Interview
Jakez François, PDG de Camac

En tant que facteur d'instrument et ambassadeur de la harpe à travers le monde, quel constat fais-tu sur l'accès à notre instrument ? A-t-il évolué ces dernières décennies ? Quelles stratégies ont pu être mises en place ?
Je constate le développement de la harpe à travers le monde principalement sur trois niveaux : l’augmentation du nombre de professeurs de harpe (et du nombre d’élèves), l’attrait exercé par la harpe sur la pratique amateur (principalement la harpe celtique), et le nombre croissant de facteurs artisanaux, qui est certainement une conséquence des deux faits précédents. Cependant, si l’on parle d’augmentation de la pratique, la réalité est que la harpe reste relativement confidentielle en comparaison avec des instruments plus populaires comme le piano ou la guitare. Ceci implique des fabrications artisanales ou semi-industrielles sans rapport avec les prix d’une fabrication de masse, d’où une difficulté d’accès directement liée aux coût des harpes. Ce n’est pas la seule difficulté d’accès (la disponibilité de l’enseignement en est une autre), mais c’est certainement la principale. 
Il convient de relativiser un peu, et se rappeler que dans un passé pas si éloigné, la harpe était un instrument tout à fait élitiste, réservée à une classe sociale privilégiée voire aristocratique. Dans le courant du xxe siècle, la harpe s’est démocratisée avec le renouveau de la harpe celtique d’une part (Alan Stivell), et la disponibilité de harpes à pédales plus abordables (Salvi).
La harpe reste malgré tout un instrument très onéreux : si une harpe à leviers coûte grosso-modo le prix d’un piano droit, son répertoire est beaucoup plus limité si on se place dans l’optique d’un parcours de harpe classique. Alors qu’un étudiant pourra jouer l’intégralité du répertoire, concertos inclus, sur un piano droit, l’étudiant de harpe classique devra envisager d’investir dans une harpe à pédales qui coûte quasiment le prix d’un petit piano à queue.
La première réponse des facteurs pour répondre à l’intérêt suscité par la harpe a été de créer des harpes celtiques ou à leviers : plus abordables que la harpe classique à pédales, elles sont également de taille plus adaptée à l’enseignement des jeunes, et plus maniables pour les déplacements. L’apparition des harpes celtiques a fortement contribué au développement de la harpe à travers le monde depuis les années 70, bien au-delà de son caractère folklorique.
La deuxième réponse fut le développement de la location, qui permet à des familles d’envisager l’étude de la harpe avec un instrument à la maison pour moins de 40 € par mois.
Enfin, une troisième stratégie proposée par les vendeurs de harpes est de proposer des conditions de financement en échelonnant l’acquisition sur une longue durée afin de ramener le montant mensuel à un niveau comparable à celui d’une location. Cependant ce type de conditions financières n’est pas disponible dans tous les pays, n’est pas adapté à des institutions comme des orchestre ou des écoles, et reste lié à un niveau de revenus relativement élevé.

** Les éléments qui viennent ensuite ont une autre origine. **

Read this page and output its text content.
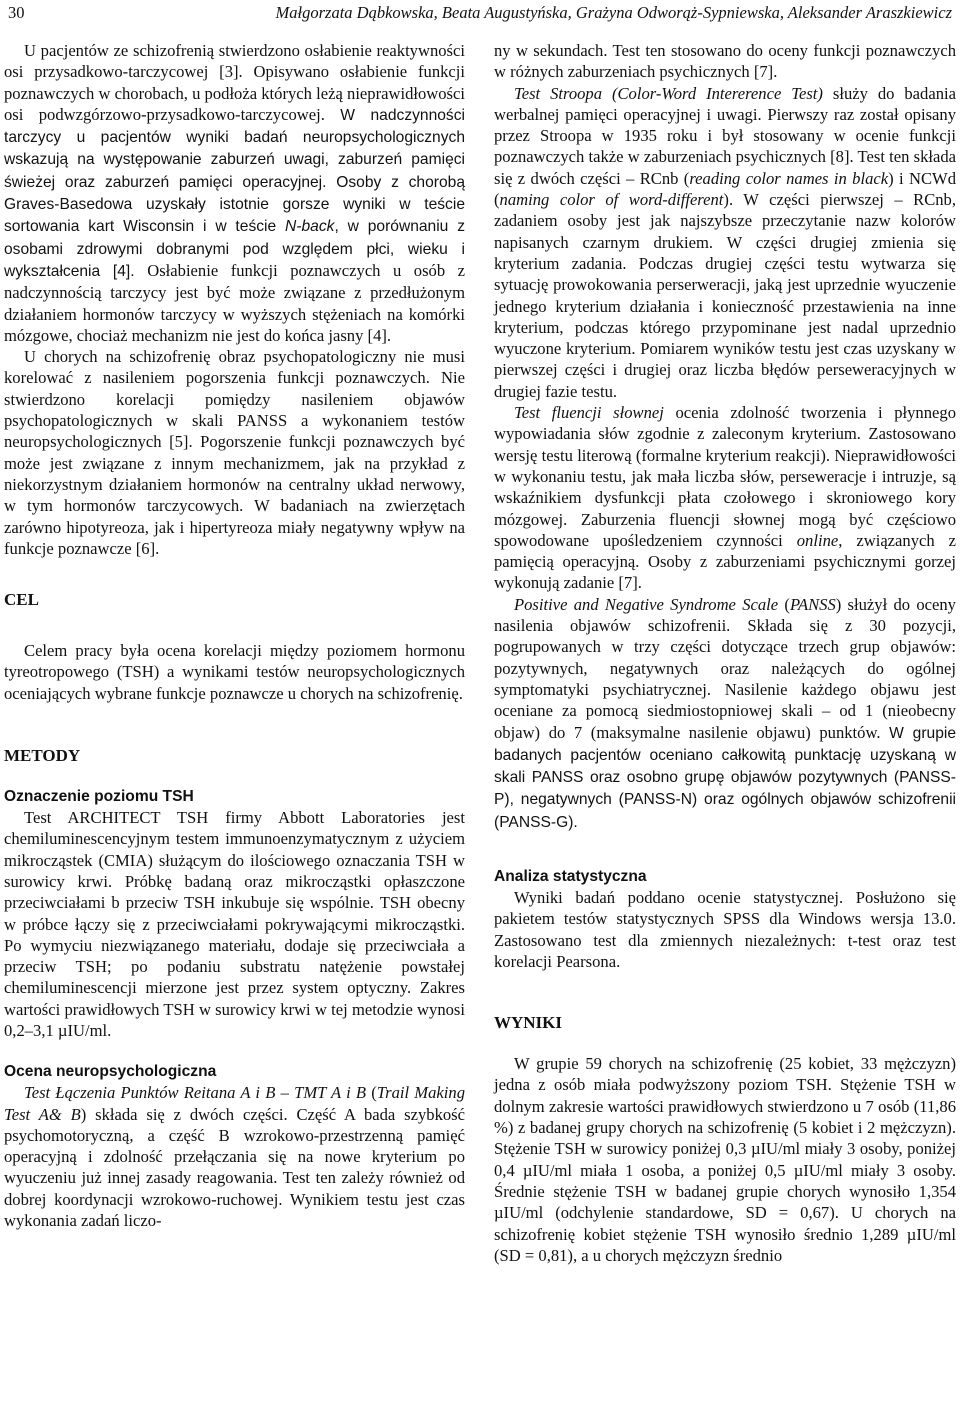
30	Małgorzata Dąbkowska, Beata Augustyńska, Grażyna Odworąż-Sypniewska, Aleksander Araszkiewicz

U pacjentów ze schizofrenią stwierdzono osłabienie reaktywności osi przysadkowo-tarczycowej [3]. Opisywano osłabienie funkcji poznawczych w chorobach, u podłoża których leżą nieprawidłowości osi podwzgórzowo-przysadkowo-tarczycowej. W nadczynności tarczycy u pacjentów wyniki badań neuropsychologicznych wskazują na występowanie zaburzeń uwagi, zaburzeń pamięci świeżej oraz zaburzeń pamięci operacyjnej. Osoby z chorobą Graves-Basedowa uzyskały istotnie gorsze wyniki w teście sortowania kart Wisconsin i w teście N-back, w porównaniu z osobami zdrowymi dobranymi pod względem płci, wieku i wykształcenia [4]. Osłabienie funkcji poznawczych u osób z nadczynnością tarczycy jest być może związane z przedłużonym działaniem hormonów tarczycy w wyższych stężeniach na komórki mózgowe, chociaż mechanizm nie jest do końca jasny [4].

U chorych na schizofrenię obraz psychopatologiczny nie musi korelować z nasileniem pogorszenia funkcji poznawczych. Nie stwierdzono korelacji pomiędzy nasileniem objawów psychopatologicznych w skali PANSS a wykonaniem testów neuropsychologicznych [5]. Pogorszenie funkcji poznawczych być może jest związane z innym mechanizmem, jak na przykład z niekorzystnym działaniem hormonów na centralny układ nerwowy, w tym hormonów tarczycowych. W badaniach na zwierzętach zarówno hipotyreoza, jak i hipertyreoza miały negatywny wpływ na funkcje poznawcze [6].

CEL

Celem pracy była ocena korelacji między poziomem hormonu tyreotropowego (TSH) a wynikami testów neuropsychologicznych oceniających wybrane funkcje poznawcze u chorych na schizofrenię.

METODY
Oznaczenie poziomu TSH

Test ARCHITECT TSH firmy Abbott Laboratories jest chemiluminescencyjnym testem immunoenzymatycznym z użyciem mikrocząstek (CMIA) służącym do ilościowego oznaczania TSH w surowicy krwi. Próbkę badaną oraz mikrocząstki opłaszczone przeciwciałami b przeciw TSH inkubuje się wspólnie. TSH obecny w próbce łączy się z przeciwciałami pokrywającymi mikrocząstki. Po wymyciu niezwiązanego materiału, dodaje się przeciwciała a przeciw TSH; po podaniu substratu natężenie powstałej chemiluminescencji mierzone jest przez system optyczny. Zakres wartości prawidłowych TSH w surowicy krwi w tej metodzie wynosi 0,2–3,1 µIU/ml.

Ocena neuropsychologiczna

Test Łączenia Punktów Reitana A i B – TMT A i B (Trail Making Test A& B) składa się z dwóch części. Część A bada szybkość psychomotoryczną, a część B wzrokowo-przestrzenną pamięć operacyjną i zdolność przełączania się na nowe kryterium po wyuczeniu już innej zasady reagowania. Test ten zależy również od dobrej koordynacji wzrokowo-ruchowej. Wynikiem testu jest czas wykonania zadań liczo-

ny w sekundach. Test ten stosowano do oceny funkcji poznawczych w różnych zaburzeniach psychicznych [7].

Test Stroopa (Color-Word Intererence Test) służy do badania werbalnej pamięci operacyjnej i uwagi. Pierwszy raz został opisany przez Stroopa w 1935 roku i był stosowany w ocenie funkcji poznawczych także w zaburzeniach psychicznych [8]. Test ten składa się z dwóch części – RCnb (reading color names in black) i NCWd (naming color of word-different). W części pierwszej – RCnb, zadaniem osoby jest jak najszybsze przeczytanie nazw kolorów napisanych czarnym drukiem. W części drugiej zmienia się kryterium zadania. Podczas drugiej części testu wytwarza się sytuację prowokowania perserweracji, jaką jest uprzednie wyuczenie jednego kryterium działania i konieczność przestawienia na inne kryterium, podczas którego przypominane jest nadal uprzednio wyuczone kryterium. Pomiarem wyników testu jest czas uzyskany w pierwszej części i drugiej oraz liczba błędów perseweracyjnych w drugiej fazie testu.

Test fluencji słownej ocenia zdolność tworzenia i płynnego wypowiadania słów zgodnie z zaleconym kryterium. Zastosowano wersję testu literową (formalne kryterium reakcji). Nieprawidłowości w wykonaniu testu, jak mała liczba słów, perseweracje i intruzje, są wskaźnikiem dysfunkcji płata czołowego i skroniowego kory mózgowej. Zaburzenia fluencji słownej mogą być częściowo spowodowane upośledzeniem czynności online, związanych z pamięcią operacyjną. Osoby z zaburzeniami psychicznymi gorzej wykonują zadanie [7].

Positive and Negative Syndrome Scale (PANSS) służył do oceny nasilenia objawów schizofrenii. Składa się z 30 pozycji, pogrupowanych w trzy części dotyczące trzech grup objawów: pozytywnych, negatywnych oraz należących do ogólnej symptomatyki psychiatrycznej. Nasilenie każdego objawu jest oceniane za pomocą siedmiostopniowej skali – od 1 (nieobecny objaw) do 7 (maksymalne nasilenie objawu) punktów. W grupie badanych pacjentów oceniano całkowitą punktację uzyskaną w skali PANSS oraz osobno grupę objawów pozytywnych (PANSS-P), negatywnych (PANSS-N) oraz ogólnych objawów schizofrenii (PANSS-G).

Analiza statystyczna

Wyniki badań poddano ocenie statystycznej. Posłużono się pakietem testów statystycznych SPSS dla Windows wersja 13.0. Zastosowano test dla zmiennych niezależnych: t-test oraz test korelacji Pearsona.

WYNIKI

W grupie 59 chorych na schizofrenię (25 kobiet, 33 mężczyzn) jedna z osób miała podwyższony poziom TSH. Stężenie TSH w dolnym zakresie wartości prawidłowych stwierdzono u 7 osób (11,86 %) z badanej grupy chorych na schizofrenię (5 kobiet i 2 mężczyzn). Stężenie TSH w surowicy poniżej 0,3 µIU/ml miały 3 osoby, poniżej 0,4 µIU/ml miała 1 osoba, a poniżej 0,5 µIU/ml miały 3 osoby. Średnie stężenie TSH w badanej grupie chorych wynosiło 1,354 µIU/ml (odchylenie standardowe, SD = 0,67). U chorych na schizofrenię kobiet stężenie TSH wynosiło średnio 1,289 µIU/ml (SD = 0,81), a u chorych mężczyzn średnio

Camac a été le premier facteur / revendeur de harpes à nous suivre, et à avoir un rôle moteur dans la mise en route de notre association. Quelles pistes te viendraient à l'esprit pour toucher le plus grand nombre et développer encore notre rayon d'action ?
Dans le but de collecter des fonds pour faciliter l’accès à la harpe, notre première implication consistera à faire connaître votre association, ses buts et les moyens d’action envisagés. L’une des méthodes sera de la présenter à nos clients lors de leur achat, pour leur proposer, s’ils le souhaitent et s’ils le peuvent, de contribuer par une donation s’inscrivant dans leur démarche d’achat de leur harpe. Dans un deuxième temps, il sera intéressant et valorisant de communiquer sur les actions menées et leurs résultats concrets, cela renforcera la légitimité des sollicitations auprès des harpistes en général, et des clients en particulier.

D’autre part, j’ai pris l’initiative de faire payer l’accès aux nombreux concerts que nous organisons à l’Espace Camac, et d’en reverser l’intégralité à l’association. Outre le fait de générer un apport financier, j’y vois deux intérêts supplémentaires : l’information diffusée lors des réservations sur la billetterie d’une part, et d’autre part l’implication du public qui, en assistant à ces concerts, contribuera de façon active à cette belle initiative.